Por isso preferi não tentar mais.
Esse sapo vem vestido de injustiça, de falsidade, descaso, desonestidade ou traição. Vem disfarçado com pintinhas coloridas, te chama de amigo e até de irmão.
É bem fácil reconhecer esses animais - quase peçonhentos. É só jogar um pouquinho de um sal chamado verdade, que se encontra em prateleiras escondidas nos fundos dos corações (todo mundo tem, só precisa se esforçar pra achar). Assim como o sal, o tal sapo também mora dentro de nós. Fica doido pra sair, se jogar na boca dos outros, se alimentar dos outros sapos que já estavam lá, esmagando tudo por dentro. Um perigo!
Mas calma, não é preciso fazer alarde, nem matar sapo nenhum - afinal, isto seria uma afronta ao tal equilíbrio ecológico, um crime até!

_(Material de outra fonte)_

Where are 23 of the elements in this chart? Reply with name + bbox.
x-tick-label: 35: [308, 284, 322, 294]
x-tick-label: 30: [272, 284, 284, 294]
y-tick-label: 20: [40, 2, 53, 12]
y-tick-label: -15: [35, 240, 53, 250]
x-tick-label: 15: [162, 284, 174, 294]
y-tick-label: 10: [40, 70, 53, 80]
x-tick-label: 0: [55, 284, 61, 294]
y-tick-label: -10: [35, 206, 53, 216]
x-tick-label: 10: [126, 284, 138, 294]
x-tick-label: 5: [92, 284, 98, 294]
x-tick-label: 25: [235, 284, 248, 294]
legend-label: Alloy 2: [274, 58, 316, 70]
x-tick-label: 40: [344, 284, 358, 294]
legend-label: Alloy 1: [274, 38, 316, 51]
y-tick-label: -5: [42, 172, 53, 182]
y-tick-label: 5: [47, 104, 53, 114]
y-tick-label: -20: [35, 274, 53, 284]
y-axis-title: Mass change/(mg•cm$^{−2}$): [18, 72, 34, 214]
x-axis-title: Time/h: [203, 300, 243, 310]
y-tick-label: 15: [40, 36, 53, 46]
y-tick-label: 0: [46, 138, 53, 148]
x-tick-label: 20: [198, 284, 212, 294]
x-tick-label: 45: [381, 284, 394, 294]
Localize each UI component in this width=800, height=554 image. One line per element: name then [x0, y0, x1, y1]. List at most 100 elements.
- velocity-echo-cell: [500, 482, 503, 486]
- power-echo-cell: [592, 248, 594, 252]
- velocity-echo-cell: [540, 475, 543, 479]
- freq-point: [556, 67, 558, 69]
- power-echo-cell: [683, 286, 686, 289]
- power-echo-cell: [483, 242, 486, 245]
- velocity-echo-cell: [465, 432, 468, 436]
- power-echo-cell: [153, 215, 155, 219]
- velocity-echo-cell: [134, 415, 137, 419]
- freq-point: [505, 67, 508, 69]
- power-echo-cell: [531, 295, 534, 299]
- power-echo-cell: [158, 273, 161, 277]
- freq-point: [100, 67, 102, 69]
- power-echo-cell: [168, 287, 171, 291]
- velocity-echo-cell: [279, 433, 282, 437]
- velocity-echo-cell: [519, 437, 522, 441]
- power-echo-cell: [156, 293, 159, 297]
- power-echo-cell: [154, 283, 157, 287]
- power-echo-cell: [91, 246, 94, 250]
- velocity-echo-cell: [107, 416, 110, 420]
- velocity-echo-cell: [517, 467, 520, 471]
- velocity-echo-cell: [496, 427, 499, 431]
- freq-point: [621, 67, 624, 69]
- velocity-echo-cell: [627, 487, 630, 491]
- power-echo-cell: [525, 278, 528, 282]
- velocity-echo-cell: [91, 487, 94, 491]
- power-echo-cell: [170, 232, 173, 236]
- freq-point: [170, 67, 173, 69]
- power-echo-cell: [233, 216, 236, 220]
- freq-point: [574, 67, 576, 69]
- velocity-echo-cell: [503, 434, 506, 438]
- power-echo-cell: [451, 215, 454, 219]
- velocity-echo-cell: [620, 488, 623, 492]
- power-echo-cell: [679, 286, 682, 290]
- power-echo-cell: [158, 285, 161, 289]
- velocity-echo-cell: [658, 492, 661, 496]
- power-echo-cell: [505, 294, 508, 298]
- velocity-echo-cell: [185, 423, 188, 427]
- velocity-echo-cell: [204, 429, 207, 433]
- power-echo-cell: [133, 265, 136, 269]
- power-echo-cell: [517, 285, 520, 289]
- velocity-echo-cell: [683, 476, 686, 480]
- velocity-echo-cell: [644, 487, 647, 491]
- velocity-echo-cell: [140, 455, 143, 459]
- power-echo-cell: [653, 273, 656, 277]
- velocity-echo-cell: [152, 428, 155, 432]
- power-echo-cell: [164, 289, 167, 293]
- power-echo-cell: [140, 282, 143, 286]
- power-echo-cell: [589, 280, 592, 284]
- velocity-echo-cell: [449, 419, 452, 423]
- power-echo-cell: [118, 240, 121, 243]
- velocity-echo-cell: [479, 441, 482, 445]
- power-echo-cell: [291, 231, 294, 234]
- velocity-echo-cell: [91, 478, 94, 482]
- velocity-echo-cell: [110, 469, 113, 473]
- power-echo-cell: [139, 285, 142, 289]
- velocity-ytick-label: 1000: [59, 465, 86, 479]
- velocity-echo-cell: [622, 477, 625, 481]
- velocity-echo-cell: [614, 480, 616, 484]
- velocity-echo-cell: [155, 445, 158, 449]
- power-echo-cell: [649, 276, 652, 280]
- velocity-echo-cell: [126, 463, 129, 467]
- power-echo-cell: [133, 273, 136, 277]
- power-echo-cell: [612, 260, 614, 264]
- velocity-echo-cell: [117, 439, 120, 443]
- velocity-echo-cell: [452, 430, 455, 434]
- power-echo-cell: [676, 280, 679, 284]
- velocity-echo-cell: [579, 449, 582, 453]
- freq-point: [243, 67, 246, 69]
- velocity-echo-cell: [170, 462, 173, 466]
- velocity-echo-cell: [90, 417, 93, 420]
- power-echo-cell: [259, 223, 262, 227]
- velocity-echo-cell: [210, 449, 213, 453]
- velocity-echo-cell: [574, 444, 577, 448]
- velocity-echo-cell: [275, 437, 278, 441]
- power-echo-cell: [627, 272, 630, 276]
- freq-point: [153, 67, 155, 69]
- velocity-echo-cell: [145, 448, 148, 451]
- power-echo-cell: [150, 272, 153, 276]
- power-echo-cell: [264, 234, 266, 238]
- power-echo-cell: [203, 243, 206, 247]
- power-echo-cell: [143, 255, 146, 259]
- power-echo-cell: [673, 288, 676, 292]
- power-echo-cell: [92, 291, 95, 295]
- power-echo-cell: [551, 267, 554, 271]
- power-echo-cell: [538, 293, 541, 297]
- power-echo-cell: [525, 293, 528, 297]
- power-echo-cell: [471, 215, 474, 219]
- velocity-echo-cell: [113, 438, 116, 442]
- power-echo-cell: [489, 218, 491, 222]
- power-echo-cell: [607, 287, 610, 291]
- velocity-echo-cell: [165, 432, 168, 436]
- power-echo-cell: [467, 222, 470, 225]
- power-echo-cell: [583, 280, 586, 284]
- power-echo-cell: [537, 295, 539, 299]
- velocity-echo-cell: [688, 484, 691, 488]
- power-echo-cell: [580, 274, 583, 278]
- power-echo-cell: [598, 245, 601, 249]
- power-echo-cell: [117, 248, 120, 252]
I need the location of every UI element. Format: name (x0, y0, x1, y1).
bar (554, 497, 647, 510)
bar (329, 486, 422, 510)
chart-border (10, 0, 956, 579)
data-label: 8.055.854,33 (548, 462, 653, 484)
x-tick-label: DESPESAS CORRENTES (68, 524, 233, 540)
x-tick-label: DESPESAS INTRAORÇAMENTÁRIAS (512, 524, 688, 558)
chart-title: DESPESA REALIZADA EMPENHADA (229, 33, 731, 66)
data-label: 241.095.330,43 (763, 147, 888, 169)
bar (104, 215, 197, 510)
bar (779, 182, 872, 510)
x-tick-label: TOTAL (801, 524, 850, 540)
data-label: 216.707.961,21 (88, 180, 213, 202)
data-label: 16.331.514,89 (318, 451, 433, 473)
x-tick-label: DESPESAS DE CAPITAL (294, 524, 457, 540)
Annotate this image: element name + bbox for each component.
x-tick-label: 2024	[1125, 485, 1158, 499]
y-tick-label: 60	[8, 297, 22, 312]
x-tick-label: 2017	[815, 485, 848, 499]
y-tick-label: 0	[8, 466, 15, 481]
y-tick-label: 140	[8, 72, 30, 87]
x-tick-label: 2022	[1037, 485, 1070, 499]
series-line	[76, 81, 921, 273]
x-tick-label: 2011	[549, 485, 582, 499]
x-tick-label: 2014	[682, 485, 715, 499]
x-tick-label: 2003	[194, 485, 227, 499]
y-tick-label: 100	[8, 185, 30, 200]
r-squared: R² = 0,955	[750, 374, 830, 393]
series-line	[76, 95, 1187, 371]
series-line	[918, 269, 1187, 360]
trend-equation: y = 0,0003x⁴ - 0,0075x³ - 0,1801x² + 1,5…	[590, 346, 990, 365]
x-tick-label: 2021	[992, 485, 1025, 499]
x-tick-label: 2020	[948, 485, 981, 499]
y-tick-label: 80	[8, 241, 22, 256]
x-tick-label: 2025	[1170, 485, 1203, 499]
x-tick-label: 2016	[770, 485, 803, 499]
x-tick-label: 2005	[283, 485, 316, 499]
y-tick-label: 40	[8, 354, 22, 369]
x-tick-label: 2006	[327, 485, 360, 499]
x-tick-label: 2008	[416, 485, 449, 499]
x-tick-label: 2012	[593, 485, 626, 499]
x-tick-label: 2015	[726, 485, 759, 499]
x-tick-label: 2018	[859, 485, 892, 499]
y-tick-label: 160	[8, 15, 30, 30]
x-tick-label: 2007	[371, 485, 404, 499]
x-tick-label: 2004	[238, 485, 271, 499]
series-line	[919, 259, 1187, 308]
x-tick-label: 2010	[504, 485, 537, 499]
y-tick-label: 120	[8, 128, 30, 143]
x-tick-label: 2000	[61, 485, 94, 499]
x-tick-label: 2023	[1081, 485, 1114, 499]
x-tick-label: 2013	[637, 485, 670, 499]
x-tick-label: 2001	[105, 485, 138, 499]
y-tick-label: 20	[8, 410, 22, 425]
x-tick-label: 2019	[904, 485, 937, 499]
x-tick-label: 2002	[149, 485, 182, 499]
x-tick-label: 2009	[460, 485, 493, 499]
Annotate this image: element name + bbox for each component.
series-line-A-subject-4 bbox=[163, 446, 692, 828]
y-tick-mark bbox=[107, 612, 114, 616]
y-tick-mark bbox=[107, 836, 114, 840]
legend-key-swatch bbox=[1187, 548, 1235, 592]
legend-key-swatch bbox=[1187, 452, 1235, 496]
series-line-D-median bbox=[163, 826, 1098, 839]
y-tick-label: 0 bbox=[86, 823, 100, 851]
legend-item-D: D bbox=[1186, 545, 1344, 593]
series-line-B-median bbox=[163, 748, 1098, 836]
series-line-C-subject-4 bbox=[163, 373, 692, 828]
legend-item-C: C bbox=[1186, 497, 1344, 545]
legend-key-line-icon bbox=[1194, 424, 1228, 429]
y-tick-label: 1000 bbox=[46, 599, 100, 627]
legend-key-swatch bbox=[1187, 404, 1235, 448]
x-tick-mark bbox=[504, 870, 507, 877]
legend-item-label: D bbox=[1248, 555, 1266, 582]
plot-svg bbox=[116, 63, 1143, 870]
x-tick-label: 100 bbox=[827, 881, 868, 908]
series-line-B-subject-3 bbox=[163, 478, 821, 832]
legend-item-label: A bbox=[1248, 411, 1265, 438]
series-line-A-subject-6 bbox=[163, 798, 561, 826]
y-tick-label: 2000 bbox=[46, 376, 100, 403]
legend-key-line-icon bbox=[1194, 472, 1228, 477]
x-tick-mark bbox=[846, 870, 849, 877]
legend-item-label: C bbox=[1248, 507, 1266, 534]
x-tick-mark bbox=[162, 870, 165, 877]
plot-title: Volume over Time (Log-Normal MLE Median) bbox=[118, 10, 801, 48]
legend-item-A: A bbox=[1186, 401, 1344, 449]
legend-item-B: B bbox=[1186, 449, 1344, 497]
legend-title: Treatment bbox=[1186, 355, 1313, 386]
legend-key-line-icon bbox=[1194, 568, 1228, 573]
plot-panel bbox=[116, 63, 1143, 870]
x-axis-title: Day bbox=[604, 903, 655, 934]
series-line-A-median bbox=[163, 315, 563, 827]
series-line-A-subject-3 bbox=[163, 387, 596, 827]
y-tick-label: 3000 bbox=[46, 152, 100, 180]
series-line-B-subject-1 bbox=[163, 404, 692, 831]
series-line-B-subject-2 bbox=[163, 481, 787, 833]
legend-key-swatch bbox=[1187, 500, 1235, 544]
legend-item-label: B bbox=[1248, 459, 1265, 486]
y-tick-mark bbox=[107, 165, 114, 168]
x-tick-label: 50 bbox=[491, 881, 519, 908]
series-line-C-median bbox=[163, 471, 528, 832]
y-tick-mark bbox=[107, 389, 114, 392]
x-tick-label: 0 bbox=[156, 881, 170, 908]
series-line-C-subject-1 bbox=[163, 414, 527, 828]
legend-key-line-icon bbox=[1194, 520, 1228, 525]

Basta espalhar o seu sal aos poucos e não jogar seu sapo na boca dos outros.
Porque afinal, sapo vazio não para em pé.

segunda-feira, 27 de agosto de 2012

Ela não se parece comigo. Nem fisicamente, nem de outro jeito nenhum.
Ela é morena, eu azeda.
Ela tem os olhos coloridos, os meus não sabem que cor querem ter.
Ela é boazuda, eu sou magricela.
Ela tem um gosto estranho pra homens e músicas.
Ela vai pra balada sertaneja, pro funk, pra micareta, e pra qualquer outro lugar onde possa se divertir. Eu me limito ao samba, rock e MPB.
Ela é desafinada, mas quando canta comigo entra no meu tom.
Ela não quer estudar, nem trabalhar de carteira assinada. Quer ser cada dia uma mulher diferente, e mesmo assim seguir vivendo tão bem quanto qualquer simples mortal.
Ela cozinha com gengibre e curry. Eu uso no máximo manjericão.
Ela quer bancar a periguete, mas só eu sei o quanto ela precisa de amor.
Eu não a entendo, mas não preciso entender.
Ela é assim, essa controvérsia em forma de gente, que chega do acampamento de oração marcando uma balada massa!
Ela não é da família, não mora perto de mim...eu não tenho obrigação nenhuma de vê-la ou ouvi-la.
Mas isso era tudo o que eu queria agora.
Pra morder no seu dedo e fazê-la ver que dói, que nem a vida.
Pra mostrar que doer faz parte, que é preciso doer pra ser belo, que nem tatuagem.
E que eu sempre estarei na ponta desse dedo, a poucas teclas de distância, latejando, pulsando, cheia de vontade de te ver feliz!